Il regista belga delle lacrime. Il nome sfugge, il ricordo di un film come “Alabama Monroe - Una storia d’amore” resta nella memoria di chi lo ha visto. Associato al fastidio dello spettatore che non ha nulla contro le disgrazie (succedono, si sa) ma non regge un certo modo di raccontarle. Per esempio, puntando su una colonna sonora costruita per potenziare e non per smorzare. Lì era il bluegrass ad avvolgere i protagonisti: un musicista, una tatuatrice e la loro sfortunata figliola. In “Beautiful Boy” ascoltiamo i Nirvana, i Beatles, Neil Young, David Bowie, mischiati con Perry Como. È la colonna sonora della famiglia Sheff: padre Steve Carrell, figlio Timothée Chalamet, a cui si aggiungono la nuova moglie di papà (Maura Tierney, la moglie tradita in “The Affair”: anche qui ha la faccia di chi ha tanto sofferto, ma comprende e vorrebbe essere d’aiuto, non solo ai suoi carinissimi figli). Nic – così si chiama il figlio grande, che ha raccontato la sua storia in un memoir – manda giù un po’ di tutto, ma quel che davvero lo acchiappa è la metanfetamina (per l’eroina in vena, impara da internet): “Il mondo era in bianco e nero e ora è a colori”. Il padre David Steff ha fatto lo stesso in “Beautiful Boy”, edizione italiana da Sperling & Kupfer (era un giornalista freelance, da un suo articolo sul Magazine del New York Times tutto è cominciato). Dunque: la famiglia – sia pure ricomposta – è felice, benestante, colta, affettuosa con una bella casa tutta legno e vetrate in California.
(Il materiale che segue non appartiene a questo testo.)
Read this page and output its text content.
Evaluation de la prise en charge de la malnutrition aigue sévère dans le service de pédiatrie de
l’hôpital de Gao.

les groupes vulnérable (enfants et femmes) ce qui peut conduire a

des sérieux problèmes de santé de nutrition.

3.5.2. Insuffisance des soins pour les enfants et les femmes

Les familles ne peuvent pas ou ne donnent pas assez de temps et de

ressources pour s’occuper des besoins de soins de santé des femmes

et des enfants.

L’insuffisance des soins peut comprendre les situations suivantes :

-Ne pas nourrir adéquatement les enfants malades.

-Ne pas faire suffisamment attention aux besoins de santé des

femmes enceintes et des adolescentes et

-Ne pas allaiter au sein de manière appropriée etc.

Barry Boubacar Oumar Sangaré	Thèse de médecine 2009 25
Ma Nic a New York gira strafatto, dice bugie, ruba, salta la scuola, mancano soltanto le cattive compagnie (senza perdere un solo ricciolo attorno al faccino). Viene mandato a disintossicarsi, per un po’ funziona poi tutto ricomincia. Le bugie del figlio che ha ripreso a drogarsi (sempre senza perdere un solo ricciolo attorno al faccino) e la sofferenza di papà). E poi daccapo, fino a esaurimento del film (un po’ anche degli spettatori). Steve Carrell è bravissimo anche nelle parti drammatiche – lo sapevamo già – ma qui sembra che si applauda da solo. Timothée-chiamami-con-il-tuo-nome fa le prove di gigioneria che Luca Guadagnino gli aveva impedito.